A large park will form the heart of this mixed-use development, with unique and colorful pocket parks integrated into the spaces between the architecture. Rooted in Godrej’s commitment to ecology and sustainability, the overall landscape concept is designed to manage the site’s water; complementing the building programs and activities. Water, both abundant and scarce, is a valuable resource in the Mumbai landscape. Various measures collect storm water during the summer and use it when rainfall is limited. All buildings, infrastructure and landscape will be built with the unique ecological condition of Mumbai in mind.

 Godrej Headquarters is the first piece of the master plan development. The celebration of water is the central idea for the landscape spaces which weave throughout the building. Integrated water systems move through the project’s tree swales and green roofs that collect, clean and recycle the water. This water is then used for irrigating the plantings and replenishing the Water Gardens. The landscape enters the project through interior lobbies and atriums. Native water gardens frame the headquarters. Bamboo fills the atrium with veil like planting to the skylights. Terrace gardens define the façade and create lushly planted spaces within the building. All plantings are native and adaptive species that require less water. The planting design was qualified as part of the LEED Platinum certification of this project.

University of Buffalo Solar Park

2010 - Buffalo, NY, USA

University of Buffalo Solar Park

Buffalo, NY, USA

CLIENT University of Buffalo / New York Power Authority (NYPA) / STATUS Competition Finalist, 2010 / SIZE 6 acres / DESIGN TEAM Balmori Associates, Inc.

Balmori Associates with their proposal of “Public Power Park“ was chosen as one of three finalists out of 20 artists invited to compete for the design of a new ‘Solar Park’ by the university of Buffalo with the New York Power Authority (NYPA). The installation was required to use 5,000 solar panels within a landscape to produce energy for the student housing and proposed one of the largest on any campus in the United States. Balmori’s proposal addresses the nature of technological infrastructure, where nature and technology intersect and proposes a new kind of public space, one that is a programmed response to producing power, and powering public space.
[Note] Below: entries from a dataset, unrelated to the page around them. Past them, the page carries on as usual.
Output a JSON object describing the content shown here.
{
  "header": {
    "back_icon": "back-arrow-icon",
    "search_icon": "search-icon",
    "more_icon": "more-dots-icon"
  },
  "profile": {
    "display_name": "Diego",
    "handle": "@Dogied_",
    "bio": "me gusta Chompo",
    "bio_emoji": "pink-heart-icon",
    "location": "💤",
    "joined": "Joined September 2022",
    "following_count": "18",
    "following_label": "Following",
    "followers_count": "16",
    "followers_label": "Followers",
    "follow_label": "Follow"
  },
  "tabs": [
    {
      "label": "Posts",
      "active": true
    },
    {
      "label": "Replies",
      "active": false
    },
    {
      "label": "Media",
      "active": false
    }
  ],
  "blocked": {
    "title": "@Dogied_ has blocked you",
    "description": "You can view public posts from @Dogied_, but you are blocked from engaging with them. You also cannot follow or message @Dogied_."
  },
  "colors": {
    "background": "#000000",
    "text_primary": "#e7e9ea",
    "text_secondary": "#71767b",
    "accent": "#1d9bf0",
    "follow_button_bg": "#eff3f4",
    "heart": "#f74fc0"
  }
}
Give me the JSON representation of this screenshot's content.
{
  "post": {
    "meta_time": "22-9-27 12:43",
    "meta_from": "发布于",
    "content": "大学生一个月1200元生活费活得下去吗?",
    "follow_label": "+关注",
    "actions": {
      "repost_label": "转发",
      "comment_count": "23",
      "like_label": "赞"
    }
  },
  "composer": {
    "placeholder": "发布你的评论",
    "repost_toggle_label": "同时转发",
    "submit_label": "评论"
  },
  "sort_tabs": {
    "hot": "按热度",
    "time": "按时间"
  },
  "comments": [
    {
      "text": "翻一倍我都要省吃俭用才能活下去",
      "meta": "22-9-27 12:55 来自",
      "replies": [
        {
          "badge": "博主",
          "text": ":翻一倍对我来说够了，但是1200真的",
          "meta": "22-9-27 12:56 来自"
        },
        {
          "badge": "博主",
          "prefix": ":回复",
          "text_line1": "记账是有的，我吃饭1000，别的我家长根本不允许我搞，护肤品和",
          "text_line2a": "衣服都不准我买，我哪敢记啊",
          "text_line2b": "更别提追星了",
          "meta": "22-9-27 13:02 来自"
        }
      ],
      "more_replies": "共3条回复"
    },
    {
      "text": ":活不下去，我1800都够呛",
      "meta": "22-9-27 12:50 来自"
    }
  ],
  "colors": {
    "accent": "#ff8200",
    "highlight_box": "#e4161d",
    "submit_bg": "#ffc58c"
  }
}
Modeled after the lake effect, Solar Effects captures weather to produce power and public space. The lake effect marries wind, humidity, temperature and topography creating a powerful weather machine that shapes our collective experience of landscape. This phenomenon drifts through the sky painting the land with rain and snow.  The solar grid is pixilated and reordered along the flows of wind and people. The drifting arrangement and varying heights of the panels form a solar topography, optimized for peak power production.  Solar education and demonstration are embedded in the project. Water collects in the gently undulating meadows.  Mirrors dot the underside of the panels, sparkling in the sun and moonlight, further increasing the solar efficiency of the system.  Snow cones register snow and ice in playful sculptures embedded into the structure of the system and an interactive Solar Iceberg glows with the latest solar technologies.